Needed: consensus and classification for terms used in cognitive, forensic and clinical bias discussions.

Forensic Sci Int

Forensic Services Division, Department of State Hospitals, State of California, Suite 410, Sacramento, CA 95814, USA. Electronic address:

Published: December 2018

All evolving disciplines have long grappled with nomenclature inconsistencies. Precise terminology facilitates communication among individuals, clinicians, academics and researchers. To arrive at definitions, the concepts underlying basic scientific vocabularies must be universally acceptable to all users. This is not always easy.
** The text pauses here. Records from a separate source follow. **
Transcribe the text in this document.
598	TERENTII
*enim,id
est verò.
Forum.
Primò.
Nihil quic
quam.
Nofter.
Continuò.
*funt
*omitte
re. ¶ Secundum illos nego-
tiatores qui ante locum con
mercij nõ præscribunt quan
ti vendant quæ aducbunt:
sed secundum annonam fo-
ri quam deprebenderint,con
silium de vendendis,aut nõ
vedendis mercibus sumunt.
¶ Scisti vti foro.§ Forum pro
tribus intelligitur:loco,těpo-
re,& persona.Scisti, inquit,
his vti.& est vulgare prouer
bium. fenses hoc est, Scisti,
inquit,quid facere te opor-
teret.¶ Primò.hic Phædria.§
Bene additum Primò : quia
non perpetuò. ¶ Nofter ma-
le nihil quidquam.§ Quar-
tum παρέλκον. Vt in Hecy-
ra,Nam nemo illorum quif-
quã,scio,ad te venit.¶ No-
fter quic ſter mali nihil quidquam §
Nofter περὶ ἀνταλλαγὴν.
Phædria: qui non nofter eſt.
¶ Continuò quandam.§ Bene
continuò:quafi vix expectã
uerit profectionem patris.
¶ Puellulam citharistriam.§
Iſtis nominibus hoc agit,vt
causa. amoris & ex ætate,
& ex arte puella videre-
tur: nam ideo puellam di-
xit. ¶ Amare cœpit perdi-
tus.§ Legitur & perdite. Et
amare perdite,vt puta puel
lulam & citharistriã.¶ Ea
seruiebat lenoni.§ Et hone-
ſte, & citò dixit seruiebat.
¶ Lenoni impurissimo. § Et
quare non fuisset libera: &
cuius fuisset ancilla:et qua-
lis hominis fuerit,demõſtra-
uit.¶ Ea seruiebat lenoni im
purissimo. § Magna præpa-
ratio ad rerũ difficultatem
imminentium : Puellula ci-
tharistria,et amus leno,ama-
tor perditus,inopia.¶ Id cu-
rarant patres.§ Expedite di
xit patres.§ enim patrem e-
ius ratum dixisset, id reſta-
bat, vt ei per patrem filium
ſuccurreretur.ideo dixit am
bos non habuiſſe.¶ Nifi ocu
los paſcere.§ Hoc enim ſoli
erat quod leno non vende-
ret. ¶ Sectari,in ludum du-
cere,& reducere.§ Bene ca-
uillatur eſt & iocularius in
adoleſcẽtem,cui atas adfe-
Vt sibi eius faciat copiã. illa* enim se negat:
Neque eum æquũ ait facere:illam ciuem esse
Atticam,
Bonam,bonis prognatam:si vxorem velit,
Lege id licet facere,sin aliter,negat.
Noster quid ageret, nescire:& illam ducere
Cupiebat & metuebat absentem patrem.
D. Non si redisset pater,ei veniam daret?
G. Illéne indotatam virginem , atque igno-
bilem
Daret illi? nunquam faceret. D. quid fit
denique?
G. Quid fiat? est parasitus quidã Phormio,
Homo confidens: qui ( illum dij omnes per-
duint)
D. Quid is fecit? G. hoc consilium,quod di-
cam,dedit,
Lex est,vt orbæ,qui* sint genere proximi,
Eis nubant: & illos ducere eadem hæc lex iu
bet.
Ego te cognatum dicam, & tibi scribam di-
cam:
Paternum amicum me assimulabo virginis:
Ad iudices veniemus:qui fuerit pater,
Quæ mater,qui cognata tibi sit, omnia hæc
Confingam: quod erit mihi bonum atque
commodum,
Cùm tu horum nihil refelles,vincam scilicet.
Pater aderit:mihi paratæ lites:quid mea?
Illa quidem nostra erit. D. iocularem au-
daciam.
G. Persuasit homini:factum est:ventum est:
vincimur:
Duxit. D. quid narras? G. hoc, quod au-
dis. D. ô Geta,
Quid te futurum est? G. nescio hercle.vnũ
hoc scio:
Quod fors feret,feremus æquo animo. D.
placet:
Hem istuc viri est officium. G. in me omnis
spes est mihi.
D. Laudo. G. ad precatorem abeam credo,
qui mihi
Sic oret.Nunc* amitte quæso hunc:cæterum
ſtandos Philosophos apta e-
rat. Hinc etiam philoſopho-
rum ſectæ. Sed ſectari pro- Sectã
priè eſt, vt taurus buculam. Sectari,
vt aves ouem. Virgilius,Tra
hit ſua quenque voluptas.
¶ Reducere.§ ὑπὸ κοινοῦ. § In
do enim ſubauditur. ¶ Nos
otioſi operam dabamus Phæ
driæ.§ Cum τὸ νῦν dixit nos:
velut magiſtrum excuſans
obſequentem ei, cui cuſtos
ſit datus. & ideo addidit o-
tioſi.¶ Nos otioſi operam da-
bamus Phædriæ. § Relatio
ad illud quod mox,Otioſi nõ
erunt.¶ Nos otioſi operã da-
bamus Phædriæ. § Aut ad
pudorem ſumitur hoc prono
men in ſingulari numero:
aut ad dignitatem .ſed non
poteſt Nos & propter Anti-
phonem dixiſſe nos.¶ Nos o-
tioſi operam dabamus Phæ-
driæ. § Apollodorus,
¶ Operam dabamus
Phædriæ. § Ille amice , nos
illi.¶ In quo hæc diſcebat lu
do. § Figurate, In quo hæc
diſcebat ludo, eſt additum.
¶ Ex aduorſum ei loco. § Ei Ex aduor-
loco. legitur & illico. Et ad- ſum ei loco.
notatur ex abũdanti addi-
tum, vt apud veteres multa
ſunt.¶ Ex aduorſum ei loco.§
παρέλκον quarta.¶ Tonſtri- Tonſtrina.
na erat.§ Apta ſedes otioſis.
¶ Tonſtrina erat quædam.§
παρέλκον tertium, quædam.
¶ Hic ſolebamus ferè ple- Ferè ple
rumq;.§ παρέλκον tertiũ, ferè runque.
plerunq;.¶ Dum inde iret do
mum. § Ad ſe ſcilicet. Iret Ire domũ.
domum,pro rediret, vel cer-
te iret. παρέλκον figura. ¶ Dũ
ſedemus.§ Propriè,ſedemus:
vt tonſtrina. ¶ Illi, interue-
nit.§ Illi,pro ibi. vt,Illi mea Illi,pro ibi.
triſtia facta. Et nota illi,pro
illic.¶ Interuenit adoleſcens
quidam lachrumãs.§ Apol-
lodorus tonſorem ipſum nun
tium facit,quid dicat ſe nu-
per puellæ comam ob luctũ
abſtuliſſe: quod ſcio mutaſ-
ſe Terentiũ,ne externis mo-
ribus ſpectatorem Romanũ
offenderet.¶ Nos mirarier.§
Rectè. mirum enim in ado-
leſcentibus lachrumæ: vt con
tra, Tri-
Tarachow cautioned in 1965 about how contractions and abbreviations, "…eliminated practically all the associations connected with the original title and did not at all have the evocative impact of the complete word or title"[1] (Tarachow, 1965). Clinical medicine has designed and used with some success disease-diagnosis based classification systems. Forensic science, as does clinical medicine, relies on cognitive processes for its mission to achieve expert accuracy. Both fields are vulnerable to biases and errors in cognition, more so when no terminology standards exist. It is time to develop a nomenclature system in the field of cognitive bias and cognitive errors. This system should build transdisciplinary understanding, at least during expertise-based undertakings in forensic and clinical sciences.